Once all the employee data is read in, a report should be displayed on the console for each of the two years. Each line of the report should contain all original data supplied for each employee together with that employee's annual salary for the year. For each of the two years, an average of all salaries for all employees for that year should be computed and displayed.
Be sure to follow good programming style, which means making all
instance variables
private or protected when private is too restrictive
,
naming all constants and avoiding the duplication of code.
Furthermore you must select enough different kinds of employees to
completely test the program.
Grading rubrics:
25%: requirements (5% for the completion of each class, 5% for the reading of the data from a file, 5% for printing the results correctly)
20%: test data and test documentation.
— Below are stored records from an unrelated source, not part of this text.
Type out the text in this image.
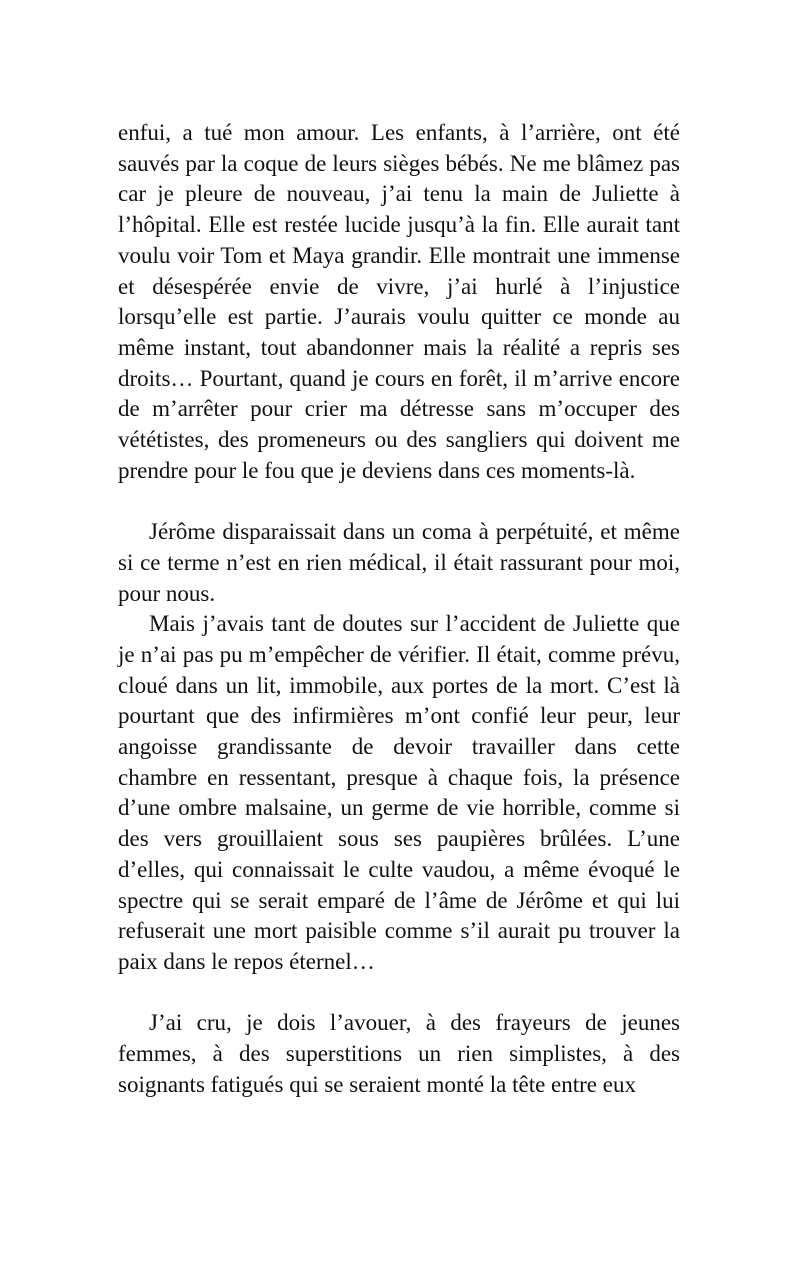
enfui, a tué mon amour. Les enfants, à l’arrière, ont été sauvés par la coque de leurs sièges bébés. Ne me blâmez pas car je pleure de nouveau, j’ai tenu la main de Juliette à l’hôpital. Elle est restée lucide jusqu’à la fin. Elle aurait tant voulu voir Tom et Maya grandir. Elle montrait une immense et désespérée envie de vivre, j’ai hurlé à l’injustice lorsqu’elle est partie. J’aurais voulu quitter ce monde au même instant, tout abandonner mais la réalité a repris ses droits… Pourtant, quand je cours en forêt, il m’arrive encore de m’arrêter pour crier ma détresse sans m’occuper des vététistes, des promeneurs ou des sangliers qui doivent me prendre pour le fou que je deviens dans ces moments-là.

Jérôme disparaissait dans un coma à perpétuité, et même si ce terme n’est en rien médical, il était rassurant pour moi, pour nous.

Mais j’avais tant de doutes sur l’accident de Juliette que je n’ai pas pu m’empêcher de vérifier. Il était, comme prévu, cloué dans un lit, immobile, aux portes de la mort. C’est là pourtant que des infirmières m’ont confié leur peur, leur angoisse grandissante de devoir travailler dans cette chambre en ressentant, presque à chaque fois, la présence d’une ombre malsaine, un germe de vie horrible, comme si des vers grouillaient sous ses paupières brûlées. L’une d’elles, qui connaissait le culte vaudou, a même évoqué le spectre qui se serait emparé de l’âme de Jérôme et qui lui refuserait une mort paisible comme s’il aurait pu trouver la paix dans le repos éternel…

J’ai cru, je dois l’avouer, à des frayeurs de jeunes femmes, à des superstitions un rien simplistes, à des soignants fatigués qui se seraient monté la tête entre eux
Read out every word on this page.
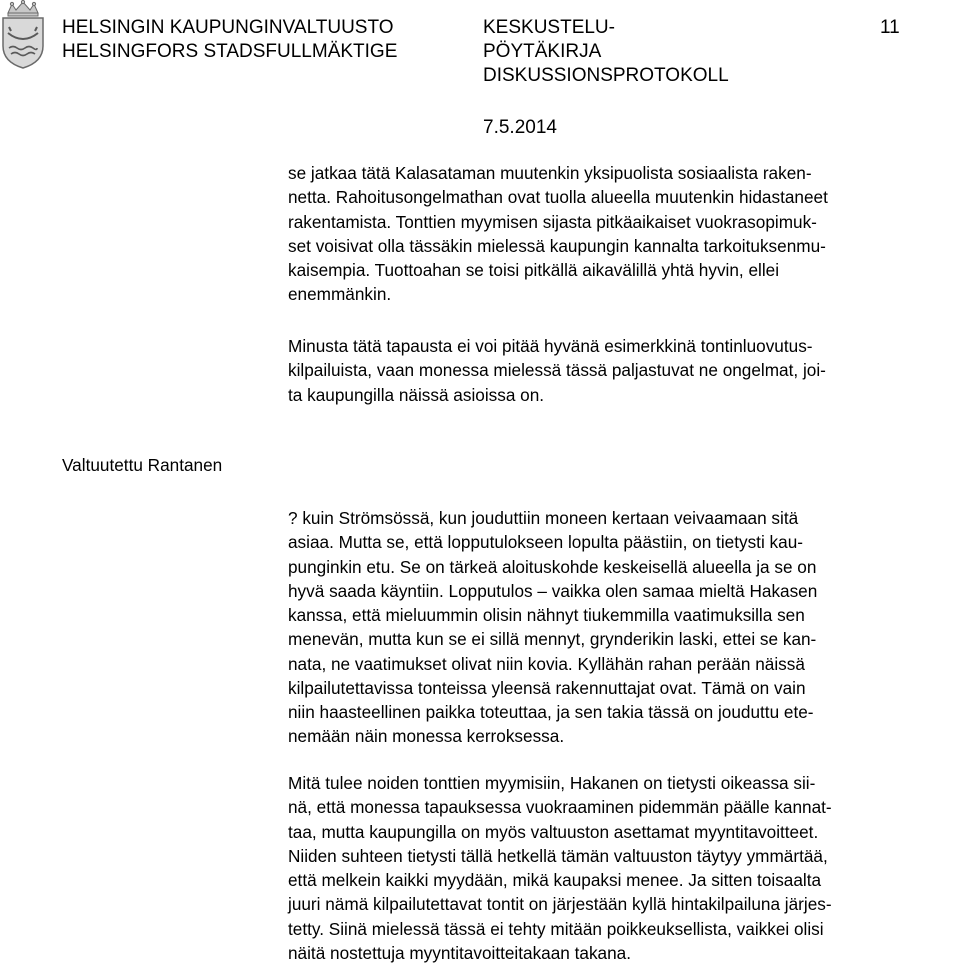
HELSINGIN KAUPUNGINVALTUUSTO
HELSINGFORS STADSFULLMÄKTIGE
KESKUSTELU-
PÖYTÄKIRJA
DISKUSSIONSPROTOKOLL
11
7.5.2014
se jatkaa tätä Kalasataman muutenkin yksipuolista sosiaalista raken-
netta. Rahoitusongelmathan ovat tuolla alueella muutenkin hidastaneet
rakentamista. Tonttien myymisen sijasta pitkäaikaiset vuokrasopimuk-
set voisivat olla tässäkin mielessä kaupungin kannalta tarkoituksenmu-
kaisempia. Tuottoahan se toisi pitkällä aikavälillä yhtä hyvin, ellei
enemmänkin.
Minusta tätä tapausta ei voi pitää hyvänä esimerkkinä tontinluovutus-
kilpailuista, vaan monessa mielessä tässä paljastuvat ne ongelmat, joi-
ta kaupungilla näissä asioissa on.
Valtuutettu Rantanen
? kuin Strömsössä, kun jouduttiin moneen kertaan veivaamaan sitä
asiaa. Mutta se, että lopputulokseen lopulta päästiin, on tietysti kau-
punginkin etu. Se on tärkeä aloituskohde keskeisellä alueella ja se on
hyvä saada käyntiin. Lopputulos – vaikka olen samaa mieltä Hakasen
kanssa, että mieluummin olisin nähnyt tiukemmilla vaatimuksilla sen
menevän, mutta kun se ei sillä mennyt, grynderikin laski, ettei se kan-
nata, ne vaatimukset olivat niin kovia. Kyllähän rahan perään näissä
kilpailutettavissa tonteissa yleensä rakennuttajat ovat. Tämä on vain
niin haasteellinen paikka toteuttaa, ja sen takia tässä on jouduttu ete-
nemään näin monessa kerroksessa.
Mitä tulee noiden tonttien myymisiin, Hakanen on tietysti oikeassa sii-
nä, että monessa tapauksessa vuokraaminen pidemmän päälle kannat-
taa, mutta kaupungilla on myös valtuuston asettamat myyntitavoitteet.
Niiden suhteen tietysti tällä hetkellä tämän valtuuston täytyy ymmärtää,
että melkein kaikki myydään, mikä kaupaksi menee. Ja sitten toisaalta
juuri nämä kilpailutettavat tontit on järjestään kyllä hintakilpailuna järjes-
tetty. Siinä mielessä tässä ei tehty mitään poikkeuksellista, vaikkei olisi
näitä nostettuja myyntitavoitteitakaan takana.
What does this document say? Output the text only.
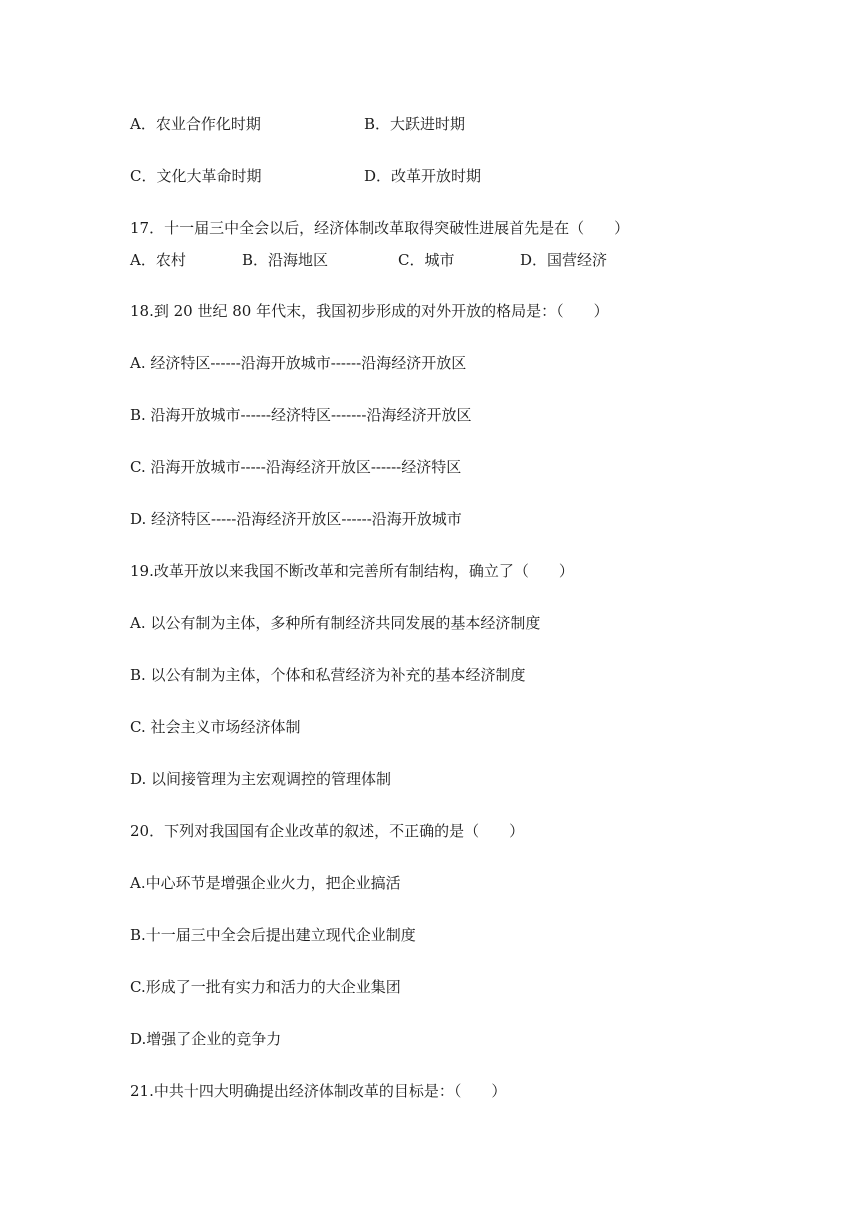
A．农业合作化时期

	B．大跃进时期

C．文化大革命时期

	D．改革开放时期

17．十一届三中全会以后，经济体制改革取得突破性进展首先是在（　　）

A．农村

	B．沿海地区

	C．城市

	D．国营经济

18.到 20 世纪 80 年代末，我国初步形成的对外开放的格局是：（　　）
A. 经济特区------沿海开放城市------沿海经济开放区
B. 沿海开放城市------经济特区-------沿海经济开放区
C. 沿海开放城市-----沿海经济开放区------经济特区
D. 经济特区-----沿海经济开放区------沿海开放城市
19.改革开放以来我国不断改革和完善所有制结构，确立了（　　）
A. 以公有制为主体，多种所有制经济共同发展的基本经济制度
B. 以公有制为主体，个体和私营经济为补充的基本经济制度
C. 社会主义市场经济体制
D. 以间接管理为主宏观调控的管理体制
20．下列对我国国有企业改革的叙述，不正确的是（　　）
A.中心环节是增强企业火力，把企业搞活
B.十一届三中全会后提出建立现代企业制度
C.形成了一批有实力和活力的大企业集团
D.增强了企业的竞争力
21.中共十四大明确提出经济体制改革的目标是：（　　）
Have 2 different examples of input files. Describe the expected output for each file in a document, and explain how you computed this expected output, independently of your program;just running your program and pasting the results does not count!
30%: code structure (use of proper Java constructs, no code repetition, variables as local as possible)
25%: code presentation. Fully spelled and meaningful names (variables, classes, functions), header comment with your full name and the assignment name, no useless comments (in particular the automatically generated comments), no useless imports, proper code indentation.